本願寺派の場合、宗務情報は宗務所・教務所で情報を共有して、一つの共同体として活動する必要がある。さらに、末寺住職を包含し、門信徒を包含し一大ネットワークを構築することを目標としている。

まとめにかえて

社会構造の変化は、大きな変化がすでに2回あった。1回目は、狩猟社会から農業社会の変革であり、2回目は、農業社会から工業社会への変革であった。

現在考えられているのは、工業社会は、商工業を中心に経済活動が発展し、最終的には現在生じつつある情報社会へ移行する事となるであろう、ということである。

工業社会は、同質のものを大量生産すると言う事ですべての人々の生活を豊かにしようとする動きであった。産業革命を大きな転換点として、同じ商品を大量に生産して、その生活格差を縮めようとする動きであった。そこで大量生産をするために、大工場が必要となり、その生産物を大量消費するためのシステム作りが行われた。一つは都市化であり、今一つは物流である。いずれも、人間の力をはるかに超えた圧倒的な動力を必要とするために、すべての資源が集積されて行った。

工業社会が集積によって成り立っていたのに対し、情報社会ではそれらが分散されることになる。人が分散し、モノが分散し、それらの情報をネットワークすることによって、システム化し機能させようとする。人が分散していたとしても、人が生み出すのは情報であり、その情報が新たな情報を作り出す資源となっていく。

農業・工業生産物がどのように流通するのかを考えても判る。どのような生産物であったとしても、それを移動させなくてはならず、その移動指示は情報である。最終的に残るのは、情報だけである。その情報が、遅滞することなく受発信できることが、現代の求めているシステム作りの根幹である。

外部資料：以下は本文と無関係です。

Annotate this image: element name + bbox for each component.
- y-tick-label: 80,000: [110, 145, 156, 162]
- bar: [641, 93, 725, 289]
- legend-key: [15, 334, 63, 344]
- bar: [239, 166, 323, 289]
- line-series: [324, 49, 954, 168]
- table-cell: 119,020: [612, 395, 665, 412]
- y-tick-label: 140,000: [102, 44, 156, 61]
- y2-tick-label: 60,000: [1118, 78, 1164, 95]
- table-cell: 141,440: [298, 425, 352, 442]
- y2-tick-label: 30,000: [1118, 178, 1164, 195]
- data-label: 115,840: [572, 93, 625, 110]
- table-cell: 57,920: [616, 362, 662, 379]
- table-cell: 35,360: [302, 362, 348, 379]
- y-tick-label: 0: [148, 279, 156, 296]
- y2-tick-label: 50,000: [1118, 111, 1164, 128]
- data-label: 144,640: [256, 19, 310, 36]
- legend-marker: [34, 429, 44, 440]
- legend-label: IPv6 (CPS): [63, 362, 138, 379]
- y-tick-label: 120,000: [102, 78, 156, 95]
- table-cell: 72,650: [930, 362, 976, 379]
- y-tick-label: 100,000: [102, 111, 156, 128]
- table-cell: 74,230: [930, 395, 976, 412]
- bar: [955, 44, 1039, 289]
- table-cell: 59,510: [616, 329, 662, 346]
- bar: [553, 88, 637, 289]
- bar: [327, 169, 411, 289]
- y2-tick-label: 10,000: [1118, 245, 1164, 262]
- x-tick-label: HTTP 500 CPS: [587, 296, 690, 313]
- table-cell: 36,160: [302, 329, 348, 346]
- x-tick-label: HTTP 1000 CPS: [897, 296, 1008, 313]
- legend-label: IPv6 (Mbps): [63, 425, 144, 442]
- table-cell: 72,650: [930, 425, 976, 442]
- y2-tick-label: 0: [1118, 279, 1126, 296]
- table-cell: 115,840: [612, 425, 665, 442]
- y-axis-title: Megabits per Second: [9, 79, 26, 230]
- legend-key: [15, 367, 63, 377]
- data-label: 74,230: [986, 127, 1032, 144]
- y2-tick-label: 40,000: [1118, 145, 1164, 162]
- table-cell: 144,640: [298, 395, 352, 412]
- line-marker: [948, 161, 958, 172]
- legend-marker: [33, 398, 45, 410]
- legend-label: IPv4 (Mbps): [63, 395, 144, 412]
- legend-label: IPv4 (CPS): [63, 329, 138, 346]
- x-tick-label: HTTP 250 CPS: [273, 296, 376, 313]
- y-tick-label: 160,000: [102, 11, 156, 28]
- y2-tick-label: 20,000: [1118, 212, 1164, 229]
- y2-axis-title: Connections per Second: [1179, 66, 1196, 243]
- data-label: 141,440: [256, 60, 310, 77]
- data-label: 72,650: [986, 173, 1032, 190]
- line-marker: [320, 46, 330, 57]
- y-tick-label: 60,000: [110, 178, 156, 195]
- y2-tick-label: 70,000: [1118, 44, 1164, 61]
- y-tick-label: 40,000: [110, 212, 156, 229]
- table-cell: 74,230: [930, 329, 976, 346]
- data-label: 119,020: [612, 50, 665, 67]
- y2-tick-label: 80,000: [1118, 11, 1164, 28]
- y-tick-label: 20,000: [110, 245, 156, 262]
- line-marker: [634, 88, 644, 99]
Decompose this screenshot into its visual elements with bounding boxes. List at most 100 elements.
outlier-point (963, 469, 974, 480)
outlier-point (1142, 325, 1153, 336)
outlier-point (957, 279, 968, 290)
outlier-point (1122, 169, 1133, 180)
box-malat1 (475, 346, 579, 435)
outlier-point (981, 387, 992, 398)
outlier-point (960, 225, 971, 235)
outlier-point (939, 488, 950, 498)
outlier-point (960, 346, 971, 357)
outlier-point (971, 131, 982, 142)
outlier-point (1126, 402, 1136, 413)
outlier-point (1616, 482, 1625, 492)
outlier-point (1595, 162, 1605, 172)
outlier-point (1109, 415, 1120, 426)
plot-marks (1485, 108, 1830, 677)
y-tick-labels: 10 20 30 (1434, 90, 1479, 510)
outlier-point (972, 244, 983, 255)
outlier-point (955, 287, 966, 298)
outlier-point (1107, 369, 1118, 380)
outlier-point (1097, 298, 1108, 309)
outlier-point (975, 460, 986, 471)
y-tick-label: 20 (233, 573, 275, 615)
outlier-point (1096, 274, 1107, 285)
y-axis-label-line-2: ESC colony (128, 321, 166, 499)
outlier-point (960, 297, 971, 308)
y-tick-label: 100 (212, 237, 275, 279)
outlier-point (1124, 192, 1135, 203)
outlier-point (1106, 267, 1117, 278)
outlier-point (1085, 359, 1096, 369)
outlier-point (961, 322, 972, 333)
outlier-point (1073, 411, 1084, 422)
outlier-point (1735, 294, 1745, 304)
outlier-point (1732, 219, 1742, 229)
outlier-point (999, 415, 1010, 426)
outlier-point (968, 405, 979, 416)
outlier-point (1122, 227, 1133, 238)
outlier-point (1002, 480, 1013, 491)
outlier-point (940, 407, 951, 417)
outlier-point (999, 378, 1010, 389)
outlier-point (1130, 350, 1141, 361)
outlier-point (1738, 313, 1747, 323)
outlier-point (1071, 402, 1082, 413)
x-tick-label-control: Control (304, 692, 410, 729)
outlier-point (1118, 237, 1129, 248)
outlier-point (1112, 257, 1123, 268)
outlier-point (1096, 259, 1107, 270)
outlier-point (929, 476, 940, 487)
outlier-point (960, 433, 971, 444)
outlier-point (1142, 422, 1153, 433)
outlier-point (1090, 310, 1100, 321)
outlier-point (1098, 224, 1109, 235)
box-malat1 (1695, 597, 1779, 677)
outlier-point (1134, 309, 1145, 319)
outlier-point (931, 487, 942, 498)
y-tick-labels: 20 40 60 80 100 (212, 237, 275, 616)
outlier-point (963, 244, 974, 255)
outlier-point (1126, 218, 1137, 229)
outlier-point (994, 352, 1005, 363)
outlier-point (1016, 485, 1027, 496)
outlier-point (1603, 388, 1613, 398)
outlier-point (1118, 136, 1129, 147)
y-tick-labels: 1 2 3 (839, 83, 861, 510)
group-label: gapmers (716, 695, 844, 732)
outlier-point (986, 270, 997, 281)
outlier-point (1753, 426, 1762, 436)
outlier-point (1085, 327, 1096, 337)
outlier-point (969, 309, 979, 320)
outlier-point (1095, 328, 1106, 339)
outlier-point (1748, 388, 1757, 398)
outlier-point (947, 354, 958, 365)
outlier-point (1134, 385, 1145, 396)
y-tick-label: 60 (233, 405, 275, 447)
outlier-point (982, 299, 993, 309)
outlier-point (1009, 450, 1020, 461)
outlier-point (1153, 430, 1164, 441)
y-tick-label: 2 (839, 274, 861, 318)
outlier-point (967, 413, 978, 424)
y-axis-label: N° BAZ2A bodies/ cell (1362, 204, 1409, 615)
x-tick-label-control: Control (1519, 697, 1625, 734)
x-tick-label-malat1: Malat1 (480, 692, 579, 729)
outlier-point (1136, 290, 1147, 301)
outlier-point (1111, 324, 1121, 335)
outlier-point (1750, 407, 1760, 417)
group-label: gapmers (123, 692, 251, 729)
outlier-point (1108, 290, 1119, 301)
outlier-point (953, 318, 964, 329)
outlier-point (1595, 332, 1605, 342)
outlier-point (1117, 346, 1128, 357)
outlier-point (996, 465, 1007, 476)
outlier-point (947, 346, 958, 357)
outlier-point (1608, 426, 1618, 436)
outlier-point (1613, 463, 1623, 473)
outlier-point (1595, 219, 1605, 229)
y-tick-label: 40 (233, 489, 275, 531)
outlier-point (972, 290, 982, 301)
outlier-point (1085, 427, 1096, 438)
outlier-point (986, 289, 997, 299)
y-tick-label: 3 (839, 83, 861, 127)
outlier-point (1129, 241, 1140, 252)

そこで、現在のような限定品種大量生産ではなく、多品種少量生産が主流になるであろう。つまり、今よりもっと付加価値の高いものとなるはずである。たとえば、スーツでも、オーダーしたのと同程度のサイズ・バリエーションが出てきて、それが量販店と同程度の価格帯で提供されることになるだろう。そんなことができるかどうかは、発注情報がどの程度時間を食っているのかを考えれば分かる。注文してからカット指示書が縫製工場に届くまでの時間がなくなってしまえば良いだけである。

このように、情報の伝播速度が上がってくると、今では考えられないことが当たり前になってしまう。その時の状況を具体的にすべてを推論することはできないが、現在の時代の流れはおおむねその方向を示唆しているものと考えられる。つまり、単に社会構造が瓦解しているので生じている現状ではなく、過渡的に発生している状況だと見るべきである。

銀行などが統合しているのは、ネットワークを拡大しようとしているのであり、分散化と逆の動きのように見えるのは過渡的状況であろう。顧客のニーズによって、次第に商品は高付加価値なものとなって、処理は分散化されるだろう。処理が分散化されれば、業務に従事する人間は一箇所に集積する必要はなくなってくるはずである。最終的に都市は生活や業務の場所ではなく、必要情報を提供する場所となる。

寺院も同様に必要情報を提供しつづける場所に変化すれば、集客力がでるだろう。そのために後述する総合学園の分校化が考えられている。寺院がこれまで情報を提供する場であったということも、再度検証すべきである。